When the day finally came, Steve proved once again his talent as master showman. He introduced Macintosh as a revolution to a cheering crowd at Cupertino’s Flint Center auditorium. As he came off stage, he said:
It’s the proudest, happiest moment of my life
quoted in Triumph of the Nerds
After what Apple had been through for the past three years, every hope turned to Steve’s Macintosh to salvage the company. It was a perilous bet...
Disappointments
At first, the Mac did seem to be a huge hit. In the couple of months that followed its introduction, Steve Jobs and the development team posed for countless photos, gave more than two hundred interviews, and ended up on several magazine covers.
There was also a significant success on US campuses. Before the introduction, a team of Apple salespeople led by Dan’l Lewin had convinced twenty-four Ivy League institutions to sign up for the so-called Apple University Consortium program: they would become Apple dealers, buying Macintoshes wholesale and selling them at a discount retail price to students. Throughout 1984, Macintosh became the first cult machine of American college students.
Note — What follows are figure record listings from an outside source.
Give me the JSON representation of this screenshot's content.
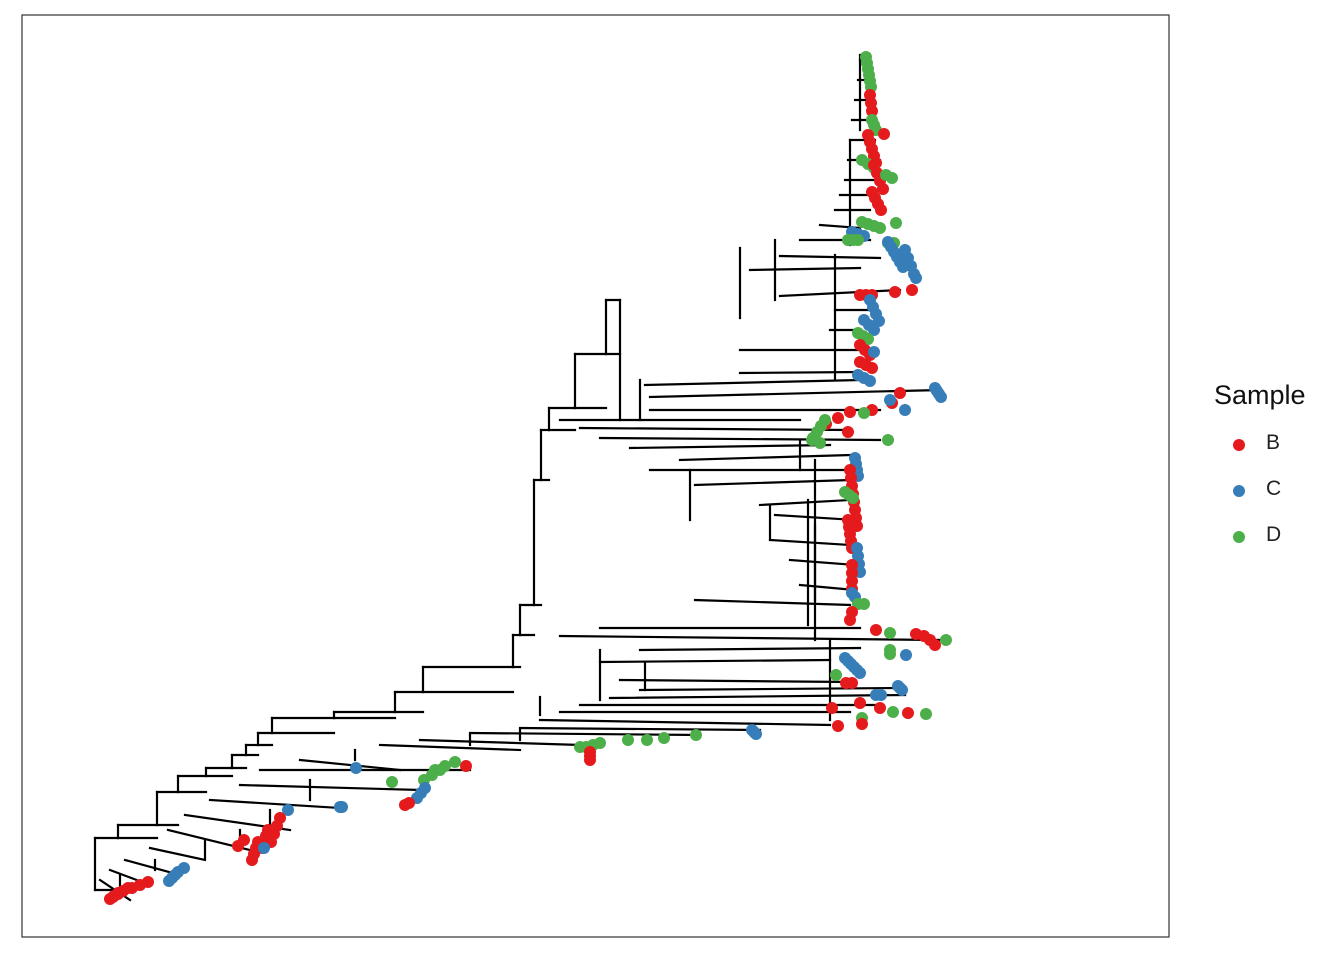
{
  "legend": {
    "title": "Sample",
    "items": [
      {
        "key": "B",
        "label": "B",
        "color": "#E41A1C"
      },
      {
        "key": "C",
        "label": "C",
        "color": "#377EB8"
      },
      {
        "key": "D",
        "label": "D",
        "color": "#4DAF4A"
      }
    ]
  },
  "colors": {
    "branch": "#000000",
    "panel_border": "#333333",
    "background": "#ffffff"
  }
}
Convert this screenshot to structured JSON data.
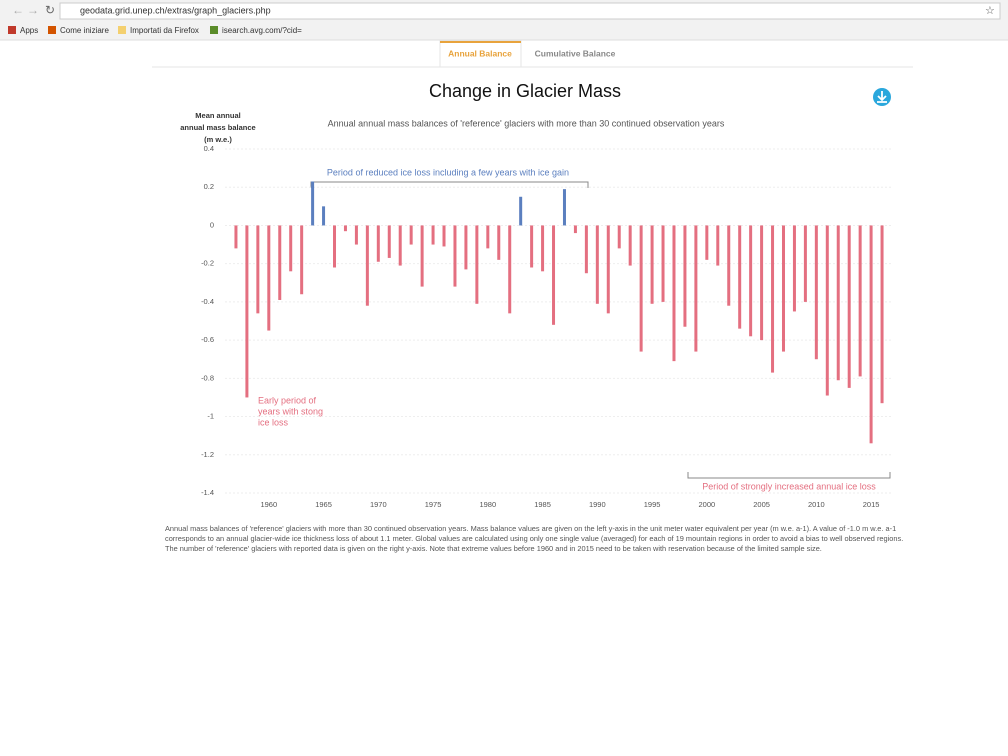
{
  "browser": {
    "url": "geodata.grid.unep.ch/extras/graph_glaciers.php",
    "bookmarks": [
      "Apps",
      "Come iniziare",
      "Importati da Firefox",
      "isearch.avg.com/?cid="
    ]
  },
  "tabs": [
    "Annual Balance",
    "Cumulative Balance"
  ],
  "chart_data": {
    "type": "bar",
    "title": "Change in Glacier Mass",
    "subtitle": "Annual annual mass balances of 'reference' glaciers with more than 30 continued observation years",
    "y_label": [
      "Mean annual",
      "annual mass balance",
      "(m w.e.)"
    ],
    "annotations": {
      "reduced": "Period of reduced ice loss including a few years with ice gain",
      "early": [
        "Early period of",
        "years with stong",
        "ice loss"
      ],
      "increased": "Period of strongly increased annual ice loss"
    },
    "x": [
      1957,
      1958,
      1959,
      1960,
      1961,
      1962,
      1963,
      1964,
      1965,
      1966,
      1967,
      1968,
      1969,
      1970,
      1971,
      1972,
      1973,
      1974,
      1975,
      1976,
      1977,
      1978,
      1979,
      1980,
      1981,
      1982,
      1983,
      1984,
      1985,
      1986,
      1987,
      1988,
      1989,
      1990,
      1991,
      1992,
      1993,
      1994,
      1995,
      1996,
      1997,
      1998,
      1999,
      2000,
      2001,
      2002,
      2003,
      2004,
      2005,
      2006,
      2007,
      2008,
      2009,
      2010,
      2011,
      2012,
      2013,
      2014,
      2015,
      2016
    ],
    "values": [
      -0.12,
      -0.9,
      -0.46,
      -0.55,
      -0.39,
      -0.24,
      -0.36,
      0.23,
      0.1,
      -0.22,
      -0.03,
      -0.1,
      -0.42,
      -0.19,
      -0.17,
      -0.21,
      -0.1,
      -0.32,
      -0.1,
      -0.11,
      -0.32,
      -0.23,
      -0.41,
      -0.12,
      -0.18,
      -0.46,
      0.15,
      -0.22,
      -0.24,
      -0.52,
      0.19,
      -0.04,
      -0.25,
      -0.41,
      -0.46,
      -0.12,
      -0.21,
      -0.66,
      -0.41,
      -0.4,
      -0.71,
      -0.53,
      -0.66,
      -0.18,
      -0.21,
      -0.42,
      -0.54,
      -0.58,
      -0.6,
      -0.77,
      -0.66,
      -0.45,
      -0.4,
      -0.7,
      -0.89,
      -0.81,
      -0.85,
      -0.79,
      -1.14,
      -0.93
    ],
    "positive_color": "#5b7fbf",
    "negative_color": "#e46f80",
    "xlim": [
      1956,
      2017
    ],
    "xticks": [
      1960,
      1965,
      1970,
      1975,
      1980,
      1985,
      1990,
      1995,
      2000,
      2005,
      2010,
      2015
    ],
    "ylim": [
      -1.4,
      0.4
    ],
    "yticks": [
      0.4,
      0.2,
      0,
      -0.2,
      -0.4,
      -0.6,
      -0.8,
      -1,
      -1.2,
      -1.4
    ],
    "grid": true
  },
  "caption": "Annual mass balances of 'reference' glaciers with more than 30 continued observation years. Mass balance values are given on the left y-axis in the unit meter water equivalent per year (m w.e. a-1). A value of -1.0 m w.e. a-1 corresponds to an annual glacier-wide ice thickness loss of about 1.1 meter. Global values are calculated using only one single value (averaged) for each of 19 mountain regions in order to avoid a bias to well observed regions. The number of 'reference' glaciers with reported data is given on the right y-axis. Note that extreme values before 1960 and in 2015 need to be taken with reservation because of the limited sample size."
}
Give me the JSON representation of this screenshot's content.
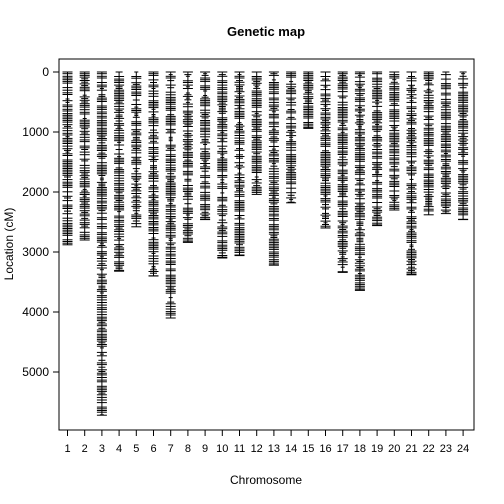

But after this encouraging wave of early adopters, Mac sales started to plummet. There were several concerns about Apple’s computer: first, it was painfully slow, as its processing power had difficulty handling the complex Graphical User Interface. It was also a bit pricey, selling for $2,500, a thousand more than the IBM PC it was supposed to compete with. But the biggest drawback was software: Macintosh being a brand new platform, almost no program could run on it when it was launched, whereas a ton of applications were already available on the IBM PC platform. Everyone agreed that Macintosh was a lot friendlier and easier-to-use, that its technology was far superior to that of the IBM PC; but it was useless. Mike Murray’s marketing team was criticized for not advertising the machine appropriately: businesses felt it was a cute machine for yuppies and their kids, not a computer that would improve their productivity.